Our narrator works as an editor and writer for a magazine specializing in bringing oddities to light, a job that sends her exploring through a city that becomes by degrees ever less familiar. From a sunrise of automated cars working in silent precision to a possible vampire, she discovers that reality may not be as logical as you think—and that people are both odder and more ordinary as they might seem. Especially if you're eating datura seeds. Especially when the legendary Voynich Manuscript is involved. Where will it all end? Pushed by the mysterious owner of the magazine, our narrator may wind up somewhere very strange indeed.
From the author of Tainaron, a World Fantasy Award finalist. Krohn is one of the most respected Finnish writers of her generation. Translated by Anna Volmari and Juha Tupasela.
"Shadows of Kafka and Strindberg are infused with Krohn’s love of her fragile characters...Aficionados of the surreal will find this a contemporary masterwork."–Publishers Weekly (starred review)
"Datura is luminous–at once a secret history of losers, dreamers, and quacks, and a lyrical argument on the nature of reality. I thoroughly enjoyed it."–World Fantasy Award winner Sofia Samatar, A Stranger in Olondria
A Delusion We All See
I can only blame myself and a certain flower for my current state. Or two flowers, actually.
The first I saw when I was seven years old.
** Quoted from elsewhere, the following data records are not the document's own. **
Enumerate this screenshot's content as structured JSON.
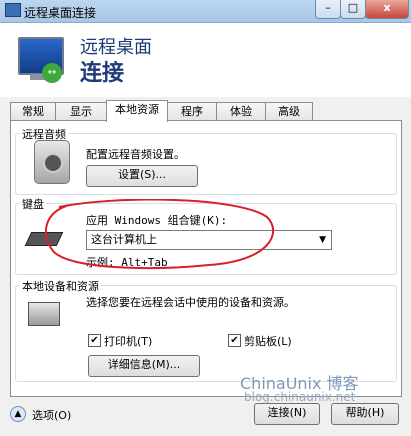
{
  "window": {
    "title": "远程桌面连接",
    "minimize": "–",
    "maximize": "□",
    "close": "x"
  },
  "header": {
    "line1": "远程桌面",
    "line2": "连接"
  },
  "tabs": [
    {
      "label": "常规"
    },
    {
      "label": "显示"
    },
    {
      "label": "本地资源"
    },
    {
      "label": "程序"
    },
    {
      "label": "体验"
    },
    {
      "label": "高级"
    }
  ],
  "audio": {
    "legend": "远程音频",
    "description": "配置远程音频设置。",
    "settings_button": "设置(S)..."
  },
  "keyboard": {
    "legend": "键盘",
    "label": "应用 Windows 组合键(K):",
    "selected": "这台计算机上",
    "example": "示例: Alt+Tab"
  },
  "devices": {
    "legend": "本地设备和资源",
    "description": "选择您要在远程会话中使用的设备和资源。",
    "printer": "打印机(T)",
    "clipboard": "剪贴板(L)",
    "details_button": "详细信息(M)..."
  },
  "footer": {
    "options": "选项(O)",
    "connect": "连接(N)",
    "help": "帮助(H)"
  },
  "watermark": {
    "main": "ChinaUnix 博客",
    "sub": "blog.chinaunix.net"
  },
  "colors": {
    "annotation": "#d8202a",
    "header_text": "#1e3a78"
  }
}
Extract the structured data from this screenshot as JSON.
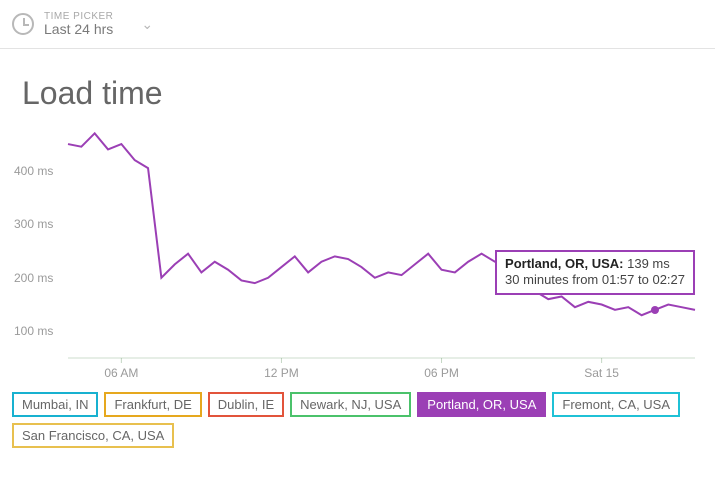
{
  "time_picker": {
    "label": "TIME PICKER",
    "value": "Last 24 hrs"
  },
  "chart_title": "Load time",
  "y_ticks": [
    "100 ms",
    "200 ms",
    "300 ms",
    "400 ms"
  ],
  "x_ticks": [
    "06 AM",
    "12 PM",
    "06 PM",
    "Sat 15"
  ],
  "tooltip": {
    "location": "Portland, OR, USA:",
    "value": "139 ms",
    "sub": "30 minutes from 01:57 to 02:27"
  },
  "legend": [
    {
      "label": "Mumbai, IN",
      "color": "#18b1d0",
      "active": false
    },
    {
      "label": "Frankfurt, DE",
      "color": "#e6a81e",
      "active": false
    },
    {
      "label": "Dublin, IE",
      "color": "#e2543b",
      "active": false
    },
    {
      "label": "Newark, NJ, USA",
      "color": "#4bc26b",
      "active": false
    },
    {
      "label": "Portland, OR, USA",
      "color": "#9b3fb5",
      "active": true
    },
    {
      "label": "Fremont, CA, USA",
      "color": "#1fc1d6",
      "active": false
    },
    {
      "label": "San Francisco, CA, USA",
      "color": "#e8c04f",
      "active": false
    }
  ],
  "chart_data": {
    "type": "line",
    "title": "Load time",
    "ylabel": "ms",
    "xlabel": "",
    "ylim": [
      50,
      480
    ],
    "x": [
      0,
      1,
      2,
      3,
      4,
      5,
      6,
      7,
      8,
      9,
      10,
      11,
      12,
      13,
      14,
      15,
      16,
      17,
      18,
      19,
      20,
      21,
      22,
      23,
      24,
      25,
      26,
      27,
      28,
      29,
      30,
      31,
      32,
      33,
      34,
      35,
      36,
      37,
      38,
      39,
      40,
      41,
      42,
      43,
      44,
      45,
      46,
      47
    ],
    "x_tick_positions": [
      4,
      16,
      28,
      40
    ],
    "x_tick_labels": [
      "06 AM",
      "12 PM",
      "06 PM",
      "Sat 15"
    ],
    "series": [
      {
        "name": "Portland, OR, USA",
        "color": "#9b3fb5",
        "values": [
          450,
          445,
          470,
          440,
          450,
          420,
          405,
          200,
          225,
          245,
          210,
          230,
          215,
          195,
          190,
          200,
          220,
          240,
          210,
          230,
          240,
          235,
          220,
          200,
          210,
          205,
          225,
          245,
          215,
          210,
          230,
          245,
          230,
          235,
          200,
          175,
          160,
          165,
          145,
          155,
          150,
          140,
          145,
          130,
          140,
          150,
          145,
          140
        ]
      }
    ],
    "highlight_point": {
      "series": "Portland, OR, USA",
      "index": 44,
      "value": 139,
      "time_range": "01:57–02:27"
    }
  }
}
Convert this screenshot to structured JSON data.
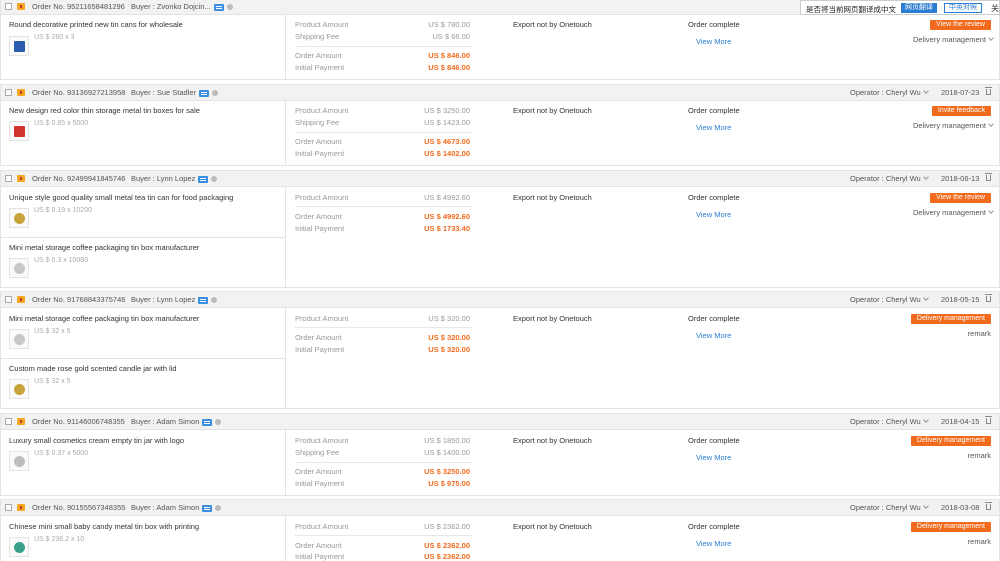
{
  "translate_bar": {
    "prompt": "是否将当前网页翻译成中文",
    "translate_button": "网页翻译",
    "compare_button": "中英对照",
    "close": "关"
  },
  "labels": {
    "product_amount": "Product Amount",
    "shipping_fee": "Shipping Fee",
    "order_amount": "Order Amount",
    "initial_payment": "Initial Payment",
    "export": "Export not by Onetouch",
    "status": "Order complete",
    "view_more": "View More",
    "delivery_management": "Delivery management",
    "remark": "remark"
  },
  "orders": [
    {
      "order_no": "Order No. 95211658481296",
      "buyer": "Buyer :  Zvonko Dojcin...",
      "operator": "",
      "date": "",
      "products": [
        {
          "title": "Round decorative printed new tin cans for wholesale",
          "price_qty": "US $ 260 x 3",
          "thumb_color": "#2a5db0"
        }
      ],
      "product_amount": "US $ 780.00",
      "shipping_fee": "US $ 66.00",
      "order_amount": "US $ 846.00",
      "initial_payment": "US $ 846.00",
      "action_button": "View the review"
    },
    {
      "order_no": "Order No. 93136927213958",
      "buyer": "Buyer :  Sue Stadler",
      "operator": "Operator : Cheryl Wu",
      "date": "2018-07-23",
      "products": [
        {
          "title": "New design red color thin storage metal tin boxes for sale",
          "price_qty": "US $ 0.65 x 5000",
          "thumb_color": "#d0342c"
        }
      ],
      "product_amount": "US $ 3250.00",
      "shipping_fee": "US $ 1423.00",
      "order_amount": "US $ 4673.00",
      "initial_payment": "US $ 1402.00",
      "action_button": "Invite feedback"
    },
    {
      "order_no": "Order No. 92499941845746",
      "buyer": "Buyer :  Lynn Lopez",
      "operator": "Operator : Cheryl Wu",
      "date": "2018-06-13",
      "products": [
        {
          "title": "Unique style good quality small metal tea tin can for food packaging",
          "price_qty": "US $ 0.19 x 10200",
          "thumb_color": "#c9a43a"
        },
        {
          "title": "Mini metal storage coffee packaging tin box manufacturer",
          "price_qty": "US $ 0.3 x 10080",
          "thumb_color": "#c7c7c7"
        }
      ],
      "product_amount": "US $ 4992.60",
      "order_amount": "US $ 4992.60",
      "initial_payment": "US $ 1733.40",
      "action_button": "View the review"
    },
    {
      "order_no": "Order No. 91768843375746",
      "buyer": "Buyer :  Lynn Lopez",
      "operator": "Operator : Cheryl Wu",
      "date": "2018-05-15",
      "products": [
        {
          "title": "Mini metal storage coffee packaging tin box manufacturer",
          "price_qty": "US $ 32 x 5",
          "thumb_color": "#c7c7c7"
        },
        {
          "title": "Custom made rose gold scented candle jar with lid",
          "price_qty": "US $ 32 x 5",
          "thumb_color": "#c9a43a"
        }
      ],
      "product_amount": "US $ 320.00",
      "order_amount": "US $ 320.00",
      "initial_payment": "US $ 320.00",
      "action_button": "Delivery management"
    },
    {
      "order_no": "Order No. 91146006748355",
      "buyer": "Buyer :  Adam Simon",
      "operator": "Operator : Cheryl Wu",
      "date": "2018-04-15",
      "products": [
        {
          "title": "Luxury small cosmetics cream empty tin jar with logo",
          "price_qty": "US $ 0.37 x 5000",
          "thumb_color": "#bdbdbd"
        }
      ],
      "product_amount": "US $ 1850.00",
      "shipping_fee": "US $ 1400.00",
      "order_amount": "US $ 3250.00",
      "initial_payment": "US $ 975.00",
      "action_button": "Delivery management"
    },
    {
      "order_no": "Order No. 90155567348355",
      "buyer": "Buyer :  Adam Simon",
      "operator": "Operator : Cheryl Wu",
      "date": "2018-03-08",
      "products": [
        {
          "title": "Chinese mini small baby candy metal tin box with printing",
          "price_qty": "US $ 236.2 x 10",
          "thumb_color": "#3aa08a"
        }
      ],
      "product_amount": "US $ 2362.00",
      "order_amount": "US $ 2362.00",
      "initial_payment": "US $ 2362.00",
      "action_button": "Delivery management"
    }
  ]
}
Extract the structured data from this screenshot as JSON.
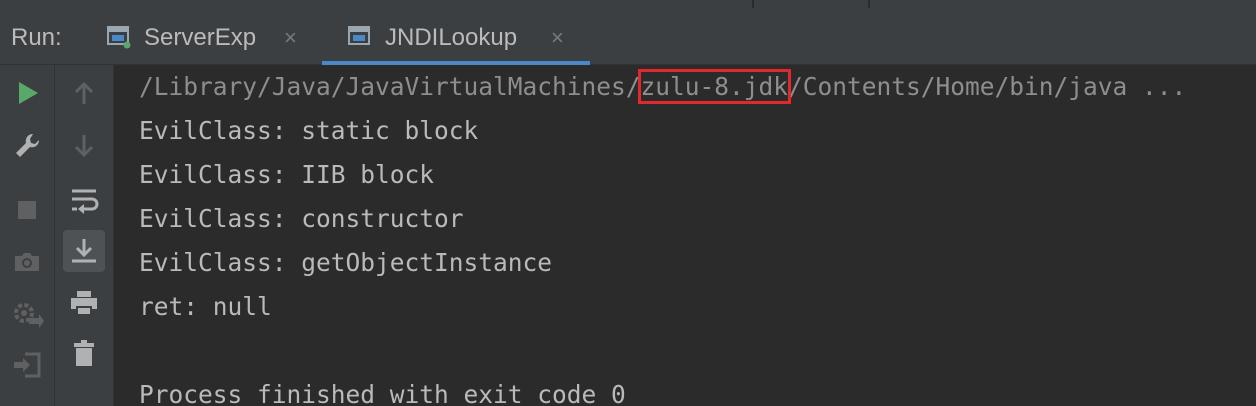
{
  "run_panel": {
    "label": "Run:",
    "tabs": [
      {
        "label": "ServerExp",
        "close": "×",
        "active": false
      },
      {
        "label": "JNDILookup",
        "close": "×",
        "active": true
      }
    ],
    "accent_color": "#4a88c7",
    "highlight_color": "#e0282e"
  },
  "left_toolbar": [
    {
      "name": "run-icon",
      "enabled": true
    },
    {
      "name": "wrench-icon",
      "enabled": true
    },
    {
      "name": "stop-icon",
      "enabled": false
    },
    {
      "name": "camera-icon",
      "enabled": false
    },
    {
      "name": "gear-arrow-icon",
      "enabled": false
    },
    {
      "name": "login-icon",
      "enabled": false
    }
  ],
  "console_toolbar": [
    {
      "name": "arrow-up-icon",
      "enabled": false
    },
    {
      "name": "arrow-down-icon",
      "enabled": false
    },
    {
      "name": "soft-wrap-icon",
      "enabled": true
    },
    {
      "name": "scroll-to-end-icon",
      "enabled": true,
      "toggled": true
    },
    {
      "name": "print-icon",
      "enabled": true
    },
    {
      "name": "trash-icon",
      "enabled": true
    }
  ],
  "console": {
    "command": {
      "prefix": "/Library/Java/JavaVirtualMachines/",
      "highlight": "zulu-8.jdk",
      "suffix": "/Contents/Home/bin/java ..."
    },
    "lines": [
      "EvilClass: static block",
      "EvilClass: IIB block",
      "EvilClass: constructor",
      "EvilClass: getObjectInstance",
      "ret: null",
      "",
      "Process finished with exit code 0"
    ]
  }
}
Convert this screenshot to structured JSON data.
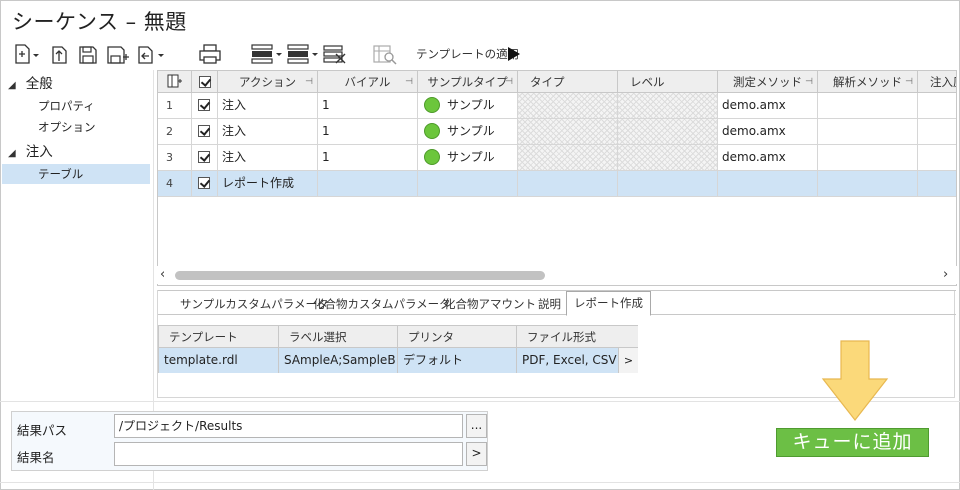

Someone had picked some flowers in the garden at our summer house and put them in a vase. The tallest had just opened—incandescent orange with dark leopard spots. The midday sun filled the room and the flower embodied summer lushness. I looked at it and asked my sister what flower it was.
"A crown imperial," she replied.
I couldn't take my eyes off it. I was sure she was right about the name, but I looked at this flower differently than I had at any flower before. A new idea was germinating in my mind, and it made me say, "It might not be a crown imperial."
"It's a crown imperial," she said.
"But it might not be," I insisted.
What made me say that? A sudden thought that the flower was unknowable, not just by me, but by anybody, even people who knew its name. But I wasn't able to express this epiphany in a way that other people could understand. I didn't mean that the flower had some other name. What I wanted to say had to do with being, not naming. The name of the flower was something completely arbitrary and beside the point. The flower was not what it was called. Not this flower. Not any flower.
We were misled even by our own perceptions. They revealed hardly anything to us about the true nature of the flower. The essence of the flower—what or who the flower truly was—was somewhere else, is always somewhere else.
"Go ask grandma," my sister said.
I asked. I was sure that grandma would understand what I thought I now understood.
But grandma also said, "It most certainly is a crown imperial."
Why am I telling you this? Because I then understood that this one flower could not be known, and later I have learned that this same otherness applies to all living things—people, the world, our entire reality. What we are able to perceive—see, hear, smell, and measure—gives us enough information to get by on a daily basis, but too little to understand what everything really means.
Perhaps it was that bit of information that wounded me. Perhaps that was what later made me so vulnerable to seduction by that other flower.
My sister thinks that my bad health is partly due to the people I met while editing The New Anomalist.I was infected by their distorted perceptions, that's what she says. The accusation isn't fair. She doesn't know about my relationship to datura. The same flower, tragically enough, that she once gave me with the best of intentions. The damage it caused is permanent.
When I think about datura, I remember the Marquis, the chief editor of The New Anomalist, and all the magazine's readers and contributors. I had never known that people could have such odd ideas. Together, the datura and these people formed a new pattern, a wavering structure into which I innocently stepped. It was a trap from which escape would not be easy. In a way I am still fighting for my freedom.
It has been so long now. You'll have to tell me the year, I can't remember today. The flower changed me, my perception of the world, and my sense of time, as well. The world is no longer the same place, and neither am I.
This is what I think I've learned: reality is nothing more than a working hypothesis. It is an agreement that we don't realize we've made. It's a delusion we all see. Yet it's a shared, necessary illusion, the end product of our intelligence, imagination, and senses, the basis of our health and ability to function, our truth.
Hold on to it. It's all—or nearly all—that you have. Try to step outside of it and your life will change irreversibly, assuming you survive at all.
If you want, I'll let you read the notes I made at the time. I've expanded them here to pass the time. They aren't pure diary entries. The dates are missing, and I doubt they're in chronological order. How well these entries describe what really happened isn't any clearer to the writer than they are to the reader. To describe events is to distort them. Like pressing flowers, books preserve the appearance of events, but not their original dimensions.
A woman dressed in white came to me again tonight. She is not welcome here. It's now dawn, and I have been up almost all night.
My eyes seek the sky, the luminous clouds, before sleep. A devout person once wrote, "All is vanity, all is delusion except these infinite heavens."